4. Infrastructure Development Banks

These banks support large-scale infrastructure projects like highways, airports, power plants, and communication networks.

  • IIFCL (India Infrastructure Finance Company Ltd.) – Provides long-term finance for public-private partnership (PPP) infrastructure projects.
  • NIIF (National Investment and Infrastructure Fund) – A government-backed fund that invests in energy, transport, and other strategic infrastructure projects.

5. Housing Development Banks

These institutions provide finance for housing construction and development.

  • NHB (National Housing Bank) – Established in 1988, NHB promotes housing finance institutions and supports affordable housing projects across India.

Structure of Development Banks in India

The development banking structure in India operates at three major levels:

1. Apex Institutions

These are national-level banks that oversee sectoral development and offer refinancing to state-level institutions.

Examples:

  • NABARD
  • SIDBI
  • NHB
  • EXIM Bank

2. State-Level Financial Institutions

These banks operate at the state level and support regional industries and agricultural development.

Examples: SCARDBs and State Financial Corporations (SFCs)

3. Specialised Development Financial Institutions (DFIs)

These institutions finance specific sectors such as infrastructure, small-scale industries, and exports.

Examples: IIFCL, IFCI, NIIF

This three-tier structure ensures balanced financial support across national, state, and sectoral levels.

Functions of Development Banks in India

Development banks perform several crucial functions that contribute to India’s economic progress:

1. Providing Long-Term Finance

They offer medium- and long-term loans for industries, infrastructure, agriculture, and exports—areas where commercial banks hesitate due to long gestation periods.

2. Promoting Industrial Growth

These banks support new industries, MSMEs, technology upgrades, and industrial modernisation.

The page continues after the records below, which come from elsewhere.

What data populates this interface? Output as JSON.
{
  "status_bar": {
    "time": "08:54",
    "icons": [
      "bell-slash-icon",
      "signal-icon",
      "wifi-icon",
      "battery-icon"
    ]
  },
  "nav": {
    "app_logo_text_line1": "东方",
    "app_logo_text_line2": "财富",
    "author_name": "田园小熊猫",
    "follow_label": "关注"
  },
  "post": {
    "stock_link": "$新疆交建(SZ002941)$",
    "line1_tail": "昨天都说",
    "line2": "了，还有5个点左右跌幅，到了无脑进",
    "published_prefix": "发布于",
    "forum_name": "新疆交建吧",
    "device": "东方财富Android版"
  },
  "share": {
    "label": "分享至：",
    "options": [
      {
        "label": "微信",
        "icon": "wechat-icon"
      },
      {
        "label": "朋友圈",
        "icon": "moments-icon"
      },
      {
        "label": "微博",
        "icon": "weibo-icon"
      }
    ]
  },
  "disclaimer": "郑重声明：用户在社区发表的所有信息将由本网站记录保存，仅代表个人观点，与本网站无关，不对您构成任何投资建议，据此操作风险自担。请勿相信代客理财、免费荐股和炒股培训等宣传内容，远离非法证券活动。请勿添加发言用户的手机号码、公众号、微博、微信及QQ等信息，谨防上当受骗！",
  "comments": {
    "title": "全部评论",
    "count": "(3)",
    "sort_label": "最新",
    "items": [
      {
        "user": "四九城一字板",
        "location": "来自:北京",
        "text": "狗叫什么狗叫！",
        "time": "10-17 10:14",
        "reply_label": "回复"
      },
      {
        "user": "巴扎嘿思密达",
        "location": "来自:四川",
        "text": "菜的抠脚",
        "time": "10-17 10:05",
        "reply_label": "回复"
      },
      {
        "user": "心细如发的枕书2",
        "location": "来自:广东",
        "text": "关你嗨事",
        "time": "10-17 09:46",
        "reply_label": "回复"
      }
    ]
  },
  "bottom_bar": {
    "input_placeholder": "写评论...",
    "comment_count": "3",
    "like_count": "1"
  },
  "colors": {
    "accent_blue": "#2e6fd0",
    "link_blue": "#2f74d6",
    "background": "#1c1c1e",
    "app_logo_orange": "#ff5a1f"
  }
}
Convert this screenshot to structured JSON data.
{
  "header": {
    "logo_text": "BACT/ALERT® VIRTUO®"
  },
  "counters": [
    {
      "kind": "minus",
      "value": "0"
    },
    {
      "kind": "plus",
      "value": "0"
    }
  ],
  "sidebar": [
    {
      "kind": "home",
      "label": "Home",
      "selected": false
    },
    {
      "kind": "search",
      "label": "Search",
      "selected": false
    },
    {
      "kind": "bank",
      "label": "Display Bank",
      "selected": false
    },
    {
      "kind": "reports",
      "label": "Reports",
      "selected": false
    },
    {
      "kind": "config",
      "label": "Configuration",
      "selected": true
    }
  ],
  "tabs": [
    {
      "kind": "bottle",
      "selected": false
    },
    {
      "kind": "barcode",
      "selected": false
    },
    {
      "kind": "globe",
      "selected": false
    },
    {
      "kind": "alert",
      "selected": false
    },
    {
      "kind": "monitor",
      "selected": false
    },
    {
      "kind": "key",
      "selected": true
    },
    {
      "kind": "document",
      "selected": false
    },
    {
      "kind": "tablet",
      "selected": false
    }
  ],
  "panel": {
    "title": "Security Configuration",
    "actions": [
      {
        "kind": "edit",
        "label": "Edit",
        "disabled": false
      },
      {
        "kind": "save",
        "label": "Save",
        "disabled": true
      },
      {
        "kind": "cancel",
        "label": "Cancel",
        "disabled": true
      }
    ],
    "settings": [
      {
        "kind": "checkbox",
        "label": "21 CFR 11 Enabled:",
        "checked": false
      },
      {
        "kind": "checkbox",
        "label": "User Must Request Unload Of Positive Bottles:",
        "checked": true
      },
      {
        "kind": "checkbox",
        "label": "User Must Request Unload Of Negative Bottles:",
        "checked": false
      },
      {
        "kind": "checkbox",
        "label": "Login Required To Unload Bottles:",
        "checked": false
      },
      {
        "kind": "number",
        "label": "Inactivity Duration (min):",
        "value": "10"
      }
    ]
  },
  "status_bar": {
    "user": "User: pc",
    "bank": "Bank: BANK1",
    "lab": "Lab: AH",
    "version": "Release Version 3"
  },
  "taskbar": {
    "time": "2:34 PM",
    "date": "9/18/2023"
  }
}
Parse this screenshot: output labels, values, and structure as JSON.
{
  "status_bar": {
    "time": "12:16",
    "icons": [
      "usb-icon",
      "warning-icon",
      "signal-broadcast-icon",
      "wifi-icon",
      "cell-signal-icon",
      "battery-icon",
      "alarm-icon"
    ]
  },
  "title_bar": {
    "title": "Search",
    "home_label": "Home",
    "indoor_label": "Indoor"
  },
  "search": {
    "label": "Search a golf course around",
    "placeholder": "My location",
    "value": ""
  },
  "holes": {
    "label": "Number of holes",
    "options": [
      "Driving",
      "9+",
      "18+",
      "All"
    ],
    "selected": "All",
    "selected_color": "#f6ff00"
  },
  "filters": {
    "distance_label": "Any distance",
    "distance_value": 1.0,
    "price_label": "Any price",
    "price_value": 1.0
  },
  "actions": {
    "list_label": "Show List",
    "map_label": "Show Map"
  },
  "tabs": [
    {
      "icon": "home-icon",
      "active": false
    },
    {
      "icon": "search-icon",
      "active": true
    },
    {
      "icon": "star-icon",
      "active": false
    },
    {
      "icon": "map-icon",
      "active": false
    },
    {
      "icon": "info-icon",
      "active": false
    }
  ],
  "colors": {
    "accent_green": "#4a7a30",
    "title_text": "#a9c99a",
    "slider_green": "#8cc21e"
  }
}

SIDBI and IFCI have been instrumental in promoting small and medium enterprises.

3. Supporting Rural and Agricultural Development

NABARD finances rural infrastructure, irrigation projects, dairy development, cooperative banks, and rural entrepreneurship.

4. Facilitating International Trade

EXIM Bank provides export credit, guarantees, financing for overseas investments, and promotes India’s global trade competitiveness.

5. Funding Infrastructure Projects

Large infrastructure projects require heavy capital investment and long repayment periods. IIFCL and NIIF play a major role in financing highways, metro networks, seaports, airports, and power projects.

6. Encouraging Entrepreneurship

Development banks offer training, technical assistance, and advisory services to boost entrepreneurship and innovation.

7. Refinancing and Support to Financial Institutions

Apex development banks refinance loans given by regional banks, cooperative banks, and microfinance institutions to ensure credit flow at grassroots levels.

8. Policy Formulation and Research

These banks collaborate with the government, conduct research, create development strategies, and support policy making.

Conclusion

Development banks are the backbone of India’s long-term economic planning and strategic growth. From industrialisation to rural empowerment, export promotion to infrastructure creation, these institutions play a transformative role. As India moves towards becoming a $5-trillion economy, the significance of development banks will continue to grow, ensuring financial inclusion, innovation, and sustainable national development.